Sparita la “sindone” di Padre Pio «Non si trova più a Conegliano»

Il fazzoletto su cui, secondo alcuni, era impresso il volto del santo, servirebbe per nuove analisi In questi giorni anche una troupe Mediaset in città per indagare sul destino del misterioso reperto
Di Salima Barzanti
CONEGLIANO VOLTO DI PADRE PIOE fotocronaca de marchi nino ex partigiano conegliano
CONEGLIANO VOLTO DI PADRE PIOE fotocronaca de marchi nino ex partigiano conegliano

CONEGLIANO. Che fine ha fatto il fazzoletto su cui, secondo alcuni fedeli, era impresso il volto di Padre Pio? La “sindone” del santo, un reperto sulla cui autenticità la Chiesa non si è mai espressa, continua a far parlare anche dopo la morte dei suoi custodi coneglianesi, i coniugi Cavicchi. Perché nessuno sa più dove si trova. E da qualche giorno anche una troupe di Mediaset è sulle tracce del misterioso fazzoletto, per una puntata del programma “La strada dei miracoli” (Rete4). Un mistero che si aggiunge a mistero, quindi.

Centinaia di fedeli, da Conegliano e dal resto d'Italia, raggiungevano ogni anno la villetta di via Croce per pregare e chiedere qualche grazia davanti al piccolo altare domestico. Il commendatore Francesco Cavicchi, a cui il fazzoletto fu consegnato da Padre Pio in persona, morì a 90 anni nell'ottobre del 2005, la vedova Carla Venturelli custodì la teca fino alla sua morte, nel 2009. Poi del fazzoletto non si è più saputo nulla. Forse custodito segretamente da un convento di frati.
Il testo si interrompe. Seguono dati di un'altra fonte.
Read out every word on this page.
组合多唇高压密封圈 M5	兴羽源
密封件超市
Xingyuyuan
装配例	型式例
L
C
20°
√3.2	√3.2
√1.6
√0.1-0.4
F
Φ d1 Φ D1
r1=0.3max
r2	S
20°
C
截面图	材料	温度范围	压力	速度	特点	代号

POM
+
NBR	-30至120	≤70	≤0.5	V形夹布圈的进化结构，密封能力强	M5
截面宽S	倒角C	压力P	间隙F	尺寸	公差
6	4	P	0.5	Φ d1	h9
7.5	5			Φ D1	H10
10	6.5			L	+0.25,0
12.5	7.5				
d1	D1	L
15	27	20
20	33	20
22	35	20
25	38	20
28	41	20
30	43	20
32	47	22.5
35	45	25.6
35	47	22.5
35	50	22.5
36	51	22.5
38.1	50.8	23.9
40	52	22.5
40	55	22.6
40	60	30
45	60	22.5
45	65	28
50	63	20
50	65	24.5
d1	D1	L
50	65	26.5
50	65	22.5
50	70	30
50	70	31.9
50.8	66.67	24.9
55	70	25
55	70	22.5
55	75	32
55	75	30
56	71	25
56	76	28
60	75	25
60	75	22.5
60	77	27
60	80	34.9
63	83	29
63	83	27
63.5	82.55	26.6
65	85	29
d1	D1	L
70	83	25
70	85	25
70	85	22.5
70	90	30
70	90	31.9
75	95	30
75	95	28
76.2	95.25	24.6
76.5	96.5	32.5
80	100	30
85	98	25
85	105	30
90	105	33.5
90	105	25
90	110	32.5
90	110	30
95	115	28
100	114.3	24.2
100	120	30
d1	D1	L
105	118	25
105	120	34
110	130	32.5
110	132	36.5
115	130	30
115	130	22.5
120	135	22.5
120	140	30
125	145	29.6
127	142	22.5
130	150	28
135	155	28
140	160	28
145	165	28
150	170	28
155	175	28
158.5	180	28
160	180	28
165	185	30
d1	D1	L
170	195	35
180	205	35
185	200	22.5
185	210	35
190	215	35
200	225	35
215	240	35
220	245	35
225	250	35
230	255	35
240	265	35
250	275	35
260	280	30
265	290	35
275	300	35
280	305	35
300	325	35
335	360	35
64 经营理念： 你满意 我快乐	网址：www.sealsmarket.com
Forse finito in mano a qualche privato. Alcuni sostengono che non si troverebbe più a Conegliano, ma addirittura fuori provincia. Non si sa.

Venerdì a Conegliano è arrivata Giulia Pezzolesi, giornalista di “La strada dei Miracoli”, programma televisivo di Rete4. La trasmissione condotta da Safiria Leccese racconterà il mistero del fazzoletto bianco. In via Benedetto Croce oggi non c’è più la villetta dove Francesco Cavicchi e poi, dopo la sua morte, la moglie Carla, hanno custodito, in una teca di vetro, questo fazzoletto. Che ha una storia particolare. «Nel 1967 a S. Giovanni Rotondo mio marito incontrò Padre Pio per la confessione. Mentre se ne stava per uscire, gli cadde il fazzoletto. Il frate lo chiamò dicendogli che lo stava dimenticando e prima di ridarlo a Francesco se lo posò sul volto», raccontò durante un’intervista la moglie di Cavicchi, «mio marito da quel momento iniziò a portarselo sempre dietro. Poi Padre Pio mori. Il giorno del primo anniversario della sua morte, nel 1969, io e mio marito ci trovavamo a S. Giovanni Rotondo. Entrati in chiesa, mio marito, stanco, si addormentò e per la prima volta Padre Pio gli apparve in sogno. Usciti dalla chiesa, si lavò le mani, tirò fuori il fazzoletto per asciugarsi e le donne vicine gli dissero che aveva il fazzoletto sporco. Dopo averlo lavato, alcuni iniziarono ad urlare «Padre Pio, Padre Pio». Quando ritornammo a casa, lui mi mostrò il fazzoletto. E vedemmo il volto». Francesco Cavicchi dopo questo evento abbandonò il lavoro, lasciò la propria azienda e si mise al servizio di Padre Pio. Il piccolo “santuario” della villetta in via Croce dove era custodito il fazzoletto iniziò, piano a piano, a infittirsi di foto e quadretti, lasciati anche da tante persone che iniziarono a visitare la villetta. Poi il caso finì nel dimenticatoio fino a quando, alcuni anni fa ad occuparsi del fazzoletto fu il professor Giulio Fanti, esperto della vera Sindone, analizzò il fazzoletto per verificare l’eventuale presenza di tracce di colore artificiale tali da giustificare un prodotto creato ad arte. «Non ho trovato pigmenti, i volti, in tonalità grigio scuro, sono fatti di un «non colore», aveva raccontato a la tribuna di Treviso. Fanti poté esaminare solo un vecchio lembo di fazzoletto esterno alla teca. Ma del fazzoletto nella sua interezza, che servirebbe anche per nuove analisi scientifiche, si sono perse le tracce.